PART 2
Chapter 26
(continued)
Since his return from abroad Alexey Alexandrovitch had twice been
at their country villa. Once he dined there, another time he
spent the evening there with a party of friends, but he had not
once stayed the night there, as it had been his habit to do in
previous years.
The day of the races had been a very busy day for Alexey
Alexandrovitch; but when mentally sketching out the day in the
morning, he made up his mind to go to their country house to see
his wife immediately after dinner, and from there to the races,
which all the Court were to witness, and at which he was bound to
be present. He was going to see his wife, because he had
determined to see her once a week to keep up appearances. And
besides, on that day, as it was the fifteenth, he had to give his
wife some money for her expenses, according to their usual
arrangement.
With his habitual control over his thoughts, though he thought
all this about his wife, he did not let his thoughts stray
further in regard to her.
That morning was a very full one for Alexey Alexandrovitch. The
evening before, Countess Lidia Ivanovna had sent him a pamphlet
by a celebrated traveler in China, who was staying in Petersburg,
and with it she enclosed a note begging him to see the traveler
himself, as he was an extremely interesting person from various
points of view, and likely to be useful. Alexey Alexandrovitch
had not had time to read the pamphlet through in the evening, and
finished it in the morning. Then people began arriving with
petitions, and there came the reports, interviews, appointments,
dismissals, apportionment of rewards, pensions, grants, notes,
the workaday round, as Alexey Alexandrovitch called it, that
always took up so much time. Then there was private business of
his own, a visit from the doctor and the steward who managed his
property. The steward did not take up much time. He simply gave
Alexey Alexandrovitch the money he needed together with a brief
statement of the position of his affairs, which was not
altogether satisfactory, as it had happened that during that
year, owing to increased expenses, more had been paid out than
usual, and there was a deficit.
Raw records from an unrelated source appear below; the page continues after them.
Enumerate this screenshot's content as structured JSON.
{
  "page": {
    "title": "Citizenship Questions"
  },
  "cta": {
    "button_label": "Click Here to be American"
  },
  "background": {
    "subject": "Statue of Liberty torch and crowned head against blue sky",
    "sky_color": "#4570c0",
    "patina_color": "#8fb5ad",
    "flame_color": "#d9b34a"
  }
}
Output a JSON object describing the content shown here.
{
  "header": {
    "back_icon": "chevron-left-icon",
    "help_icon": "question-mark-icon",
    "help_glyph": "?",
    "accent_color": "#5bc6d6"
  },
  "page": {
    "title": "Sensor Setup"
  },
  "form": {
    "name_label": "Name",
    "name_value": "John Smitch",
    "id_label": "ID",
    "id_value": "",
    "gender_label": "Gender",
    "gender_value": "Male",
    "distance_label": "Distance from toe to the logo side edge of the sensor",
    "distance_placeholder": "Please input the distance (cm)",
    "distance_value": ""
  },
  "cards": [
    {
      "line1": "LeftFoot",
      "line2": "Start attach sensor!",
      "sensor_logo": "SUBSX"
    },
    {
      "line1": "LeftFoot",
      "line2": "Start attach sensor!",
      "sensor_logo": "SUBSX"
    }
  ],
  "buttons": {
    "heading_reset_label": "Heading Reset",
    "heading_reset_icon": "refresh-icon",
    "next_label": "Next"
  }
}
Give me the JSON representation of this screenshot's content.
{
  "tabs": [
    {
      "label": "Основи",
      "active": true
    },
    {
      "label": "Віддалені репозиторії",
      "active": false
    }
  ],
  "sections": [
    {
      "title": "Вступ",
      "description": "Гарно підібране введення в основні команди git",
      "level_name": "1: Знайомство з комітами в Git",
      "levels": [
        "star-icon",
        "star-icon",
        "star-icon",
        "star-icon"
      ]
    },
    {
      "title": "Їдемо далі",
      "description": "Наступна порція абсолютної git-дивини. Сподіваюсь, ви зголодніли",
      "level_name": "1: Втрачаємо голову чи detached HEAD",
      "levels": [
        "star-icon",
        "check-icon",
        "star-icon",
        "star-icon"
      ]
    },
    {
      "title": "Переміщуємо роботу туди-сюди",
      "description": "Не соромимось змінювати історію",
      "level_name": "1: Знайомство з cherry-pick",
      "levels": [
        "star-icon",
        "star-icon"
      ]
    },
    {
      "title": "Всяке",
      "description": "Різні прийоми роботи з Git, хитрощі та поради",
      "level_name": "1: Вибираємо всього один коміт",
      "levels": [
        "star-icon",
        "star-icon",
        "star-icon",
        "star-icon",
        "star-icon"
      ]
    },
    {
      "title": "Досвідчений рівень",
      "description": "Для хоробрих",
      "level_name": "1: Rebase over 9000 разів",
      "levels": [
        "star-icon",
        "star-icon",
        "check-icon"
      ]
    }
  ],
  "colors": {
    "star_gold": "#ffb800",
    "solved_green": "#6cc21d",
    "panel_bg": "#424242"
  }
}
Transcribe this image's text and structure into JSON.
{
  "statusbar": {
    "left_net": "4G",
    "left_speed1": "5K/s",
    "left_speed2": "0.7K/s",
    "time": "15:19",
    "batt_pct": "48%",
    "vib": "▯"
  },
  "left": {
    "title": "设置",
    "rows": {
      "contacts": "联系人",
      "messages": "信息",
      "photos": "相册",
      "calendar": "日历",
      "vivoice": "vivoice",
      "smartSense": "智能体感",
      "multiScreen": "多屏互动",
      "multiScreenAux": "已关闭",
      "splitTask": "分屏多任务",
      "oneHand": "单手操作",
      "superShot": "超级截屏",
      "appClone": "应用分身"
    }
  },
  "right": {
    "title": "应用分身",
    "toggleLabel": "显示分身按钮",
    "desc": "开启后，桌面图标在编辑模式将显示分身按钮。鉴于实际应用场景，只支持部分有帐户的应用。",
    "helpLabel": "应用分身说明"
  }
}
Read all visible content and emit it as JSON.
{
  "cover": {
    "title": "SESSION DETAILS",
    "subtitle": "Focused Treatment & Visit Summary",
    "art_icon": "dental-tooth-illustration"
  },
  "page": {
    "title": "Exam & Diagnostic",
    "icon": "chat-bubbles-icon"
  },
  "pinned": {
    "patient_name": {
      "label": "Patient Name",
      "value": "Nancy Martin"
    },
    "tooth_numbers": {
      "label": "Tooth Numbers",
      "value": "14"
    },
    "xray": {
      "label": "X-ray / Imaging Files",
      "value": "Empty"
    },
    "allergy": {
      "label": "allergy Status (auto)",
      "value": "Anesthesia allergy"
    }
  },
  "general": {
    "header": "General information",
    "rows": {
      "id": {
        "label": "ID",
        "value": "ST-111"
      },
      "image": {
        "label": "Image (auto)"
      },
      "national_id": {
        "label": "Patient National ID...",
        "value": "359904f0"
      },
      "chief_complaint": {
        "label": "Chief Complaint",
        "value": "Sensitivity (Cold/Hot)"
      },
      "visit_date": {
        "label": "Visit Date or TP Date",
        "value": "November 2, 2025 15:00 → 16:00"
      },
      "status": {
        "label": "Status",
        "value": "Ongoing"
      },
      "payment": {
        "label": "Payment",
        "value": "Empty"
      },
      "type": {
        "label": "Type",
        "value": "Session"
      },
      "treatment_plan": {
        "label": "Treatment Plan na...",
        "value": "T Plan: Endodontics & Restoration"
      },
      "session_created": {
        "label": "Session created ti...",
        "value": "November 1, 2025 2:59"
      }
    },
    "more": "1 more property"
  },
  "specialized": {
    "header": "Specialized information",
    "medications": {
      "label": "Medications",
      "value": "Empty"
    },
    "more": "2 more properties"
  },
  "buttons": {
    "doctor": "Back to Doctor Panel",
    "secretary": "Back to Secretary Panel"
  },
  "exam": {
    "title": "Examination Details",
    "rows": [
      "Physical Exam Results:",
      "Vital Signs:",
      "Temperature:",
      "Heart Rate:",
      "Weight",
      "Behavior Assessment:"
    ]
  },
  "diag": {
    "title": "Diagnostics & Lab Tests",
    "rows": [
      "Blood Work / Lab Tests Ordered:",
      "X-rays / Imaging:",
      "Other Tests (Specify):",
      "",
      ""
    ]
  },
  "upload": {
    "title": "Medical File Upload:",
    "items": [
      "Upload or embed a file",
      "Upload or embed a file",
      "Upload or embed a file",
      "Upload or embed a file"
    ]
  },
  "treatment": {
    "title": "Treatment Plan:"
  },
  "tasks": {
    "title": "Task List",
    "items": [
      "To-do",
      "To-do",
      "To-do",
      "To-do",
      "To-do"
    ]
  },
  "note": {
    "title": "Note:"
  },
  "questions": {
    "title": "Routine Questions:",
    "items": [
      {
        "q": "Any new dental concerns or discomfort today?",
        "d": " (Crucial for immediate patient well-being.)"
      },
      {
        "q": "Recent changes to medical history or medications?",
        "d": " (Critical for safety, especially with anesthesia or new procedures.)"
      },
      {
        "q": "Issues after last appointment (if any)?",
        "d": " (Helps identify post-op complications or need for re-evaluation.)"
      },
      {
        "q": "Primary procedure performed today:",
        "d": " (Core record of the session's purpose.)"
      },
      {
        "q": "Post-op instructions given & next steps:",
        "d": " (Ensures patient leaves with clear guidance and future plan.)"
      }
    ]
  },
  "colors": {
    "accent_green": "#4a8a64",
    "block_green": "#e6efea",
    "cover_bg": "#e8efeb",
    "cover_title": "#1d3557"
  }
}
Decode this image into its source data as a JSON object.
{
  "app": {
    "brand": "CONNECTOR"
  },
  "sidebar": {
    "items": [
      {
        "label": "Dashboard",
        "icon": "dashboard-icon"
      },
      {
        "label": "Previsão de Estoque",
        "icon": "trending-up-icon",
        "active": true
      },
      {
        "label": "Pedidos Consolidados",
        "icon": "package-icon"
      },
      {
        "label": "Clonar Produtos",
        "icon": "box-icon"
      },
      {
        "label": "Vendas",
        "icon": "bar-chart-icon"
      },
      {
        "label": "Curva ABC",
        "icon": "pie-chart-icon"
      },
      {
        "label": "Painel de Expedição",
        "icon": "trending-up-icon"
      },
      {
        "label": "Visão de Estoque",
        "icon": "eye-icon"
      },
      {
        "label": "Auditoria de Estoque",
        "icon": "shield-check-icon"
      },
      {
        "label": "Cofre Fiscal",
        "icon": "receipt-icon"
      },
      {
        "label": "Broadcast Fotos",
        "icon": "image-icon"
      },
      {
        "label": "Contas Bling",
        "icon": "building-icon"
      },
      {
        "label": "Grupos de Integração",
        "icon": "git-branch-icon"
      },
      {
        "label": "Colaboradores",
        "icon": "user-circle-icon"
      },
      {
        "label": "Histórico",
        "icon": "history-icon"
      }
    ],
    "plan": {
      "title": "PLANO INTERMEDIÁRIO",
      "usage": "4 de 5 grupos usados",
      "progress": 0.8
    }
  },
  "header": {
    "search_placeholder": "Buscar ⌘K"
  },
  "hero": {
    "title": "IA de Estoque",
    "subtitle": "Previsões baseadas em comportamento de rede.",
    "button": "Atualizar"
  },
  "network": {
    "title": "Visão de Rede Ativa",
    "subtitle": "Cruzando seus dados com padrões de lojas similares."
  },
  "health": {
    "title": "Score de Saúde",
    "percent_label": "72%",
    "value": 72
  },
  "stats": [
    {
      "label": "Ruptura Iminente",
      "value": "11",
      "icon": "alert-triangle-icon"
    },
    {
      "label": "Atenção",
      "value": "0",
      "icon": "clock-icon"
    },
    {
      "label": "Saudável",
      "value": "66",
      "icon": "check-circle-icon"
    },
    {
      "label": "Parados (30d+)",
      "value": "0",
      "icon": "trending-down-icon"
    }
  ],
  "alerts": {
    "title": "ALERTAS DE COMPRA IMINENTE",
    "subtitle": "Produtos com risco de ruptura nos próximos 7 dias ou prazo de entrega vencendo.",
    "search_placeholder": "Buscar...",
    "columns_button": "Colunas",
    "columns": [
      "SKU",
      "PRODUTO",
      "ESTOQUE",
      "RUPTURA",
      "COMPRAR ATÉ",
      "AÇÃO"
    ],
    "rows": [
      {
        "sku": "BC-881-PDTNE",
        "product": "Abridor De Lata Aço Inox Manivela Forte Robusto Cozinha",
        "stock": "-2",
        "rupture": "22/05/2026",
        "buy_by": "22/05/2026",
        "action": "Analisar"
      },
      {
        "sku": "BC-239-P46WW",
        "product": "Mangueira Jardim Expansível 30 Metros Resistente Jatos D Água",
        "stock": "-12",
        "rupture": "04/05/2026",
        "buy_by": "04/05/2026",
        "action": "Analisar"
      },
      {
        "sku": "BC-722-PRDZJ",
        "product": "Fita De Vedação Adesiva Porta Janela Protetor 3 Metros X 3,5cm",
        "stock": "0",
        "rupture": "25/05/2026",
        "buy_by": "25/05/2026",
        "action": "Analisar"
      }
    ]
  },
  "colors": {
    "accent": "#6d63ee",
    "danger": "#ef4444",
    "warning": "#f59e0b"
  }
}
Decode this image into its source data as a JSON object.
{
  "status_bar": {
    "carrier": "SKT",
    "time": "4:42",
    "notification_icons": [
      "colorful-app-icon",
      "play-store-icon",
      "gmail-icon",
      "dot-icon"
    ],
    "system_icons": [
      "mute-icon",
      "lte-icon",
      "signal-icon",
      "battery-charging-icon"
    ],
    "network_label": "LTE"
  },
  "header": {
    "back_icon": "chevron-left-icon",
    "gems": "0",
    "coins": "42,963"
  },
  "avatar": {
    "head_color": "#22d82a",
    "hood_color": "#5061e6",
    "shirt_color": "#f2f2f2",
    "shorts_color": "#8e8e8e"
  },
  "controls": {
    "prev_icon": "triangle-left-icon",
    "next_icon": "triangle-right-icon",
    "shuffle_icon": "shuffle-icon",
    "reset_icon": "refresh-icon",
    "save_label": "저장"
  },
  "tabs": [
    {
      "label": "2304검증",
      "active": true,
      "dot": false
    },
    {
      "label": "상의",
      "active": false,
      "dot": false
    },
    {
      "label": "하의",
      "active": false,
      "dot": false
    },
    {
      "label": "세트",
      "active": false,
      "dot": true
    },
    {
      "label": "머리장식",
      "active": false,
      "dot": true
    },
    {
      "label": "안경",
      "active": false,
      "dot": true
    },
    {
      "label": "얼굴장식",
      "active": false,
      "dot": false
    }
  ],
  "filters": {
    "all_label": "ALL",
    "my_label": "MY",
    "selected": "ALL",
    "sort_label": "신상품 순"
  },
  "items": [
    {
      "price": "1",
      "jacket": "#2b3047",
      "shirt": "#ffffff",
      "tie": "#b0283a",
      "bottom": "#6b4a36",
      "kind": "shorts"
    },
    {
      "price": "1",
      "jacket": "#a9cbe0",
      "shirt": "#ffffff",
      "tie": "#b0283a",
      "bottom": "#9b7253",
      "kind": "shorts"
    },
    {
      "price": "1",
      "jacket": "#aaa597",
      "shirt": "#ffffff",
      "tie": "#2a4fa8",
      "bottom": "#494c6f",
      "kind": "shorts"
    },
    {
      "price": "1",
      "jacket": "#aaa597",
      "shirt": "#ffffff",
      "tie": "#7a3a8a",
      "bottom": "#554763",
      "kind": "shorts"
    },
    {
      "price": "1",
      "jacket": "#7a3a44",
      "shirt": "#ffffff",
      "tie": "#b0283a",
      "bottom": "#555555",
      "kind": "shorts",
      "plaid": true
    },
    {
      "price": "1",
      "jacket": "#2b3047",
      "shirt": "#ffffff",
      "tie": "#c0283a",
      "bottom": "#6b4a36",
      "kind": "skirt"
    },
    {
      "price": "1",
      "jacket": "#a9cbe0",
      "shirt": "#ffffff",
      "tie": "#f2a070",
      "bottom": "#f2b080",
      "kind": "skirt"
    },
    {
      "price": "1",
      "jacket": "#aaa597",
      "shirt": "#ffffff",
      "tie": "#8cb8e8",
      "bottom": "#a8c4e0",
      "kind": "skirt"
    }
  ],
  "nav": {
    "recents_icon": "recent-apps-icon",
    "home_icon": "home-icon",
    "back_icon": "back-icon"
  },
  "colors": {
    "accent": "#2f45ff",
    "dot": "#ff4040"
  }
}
But the doctor, a celebrated
Petersburg doctor, who was an intimate acquaintance of Alexey
Alexandrovitch, took up a great deal of time. Alexey
Alexandrovitch had not expected him that day, and was surprised
at his visit, and still more so when the doctor questioned him
very carefully about his health, listened to his breathing, and
tapped at his liver. Alexey Alexandrovitch did not know that his
friend Lidia Ivanovna, noticing that he was not as well as usual
that year, had begged the doctor to go and examine him. "Do this
for my sake," the Countess Lidia Ivanovna had said to him.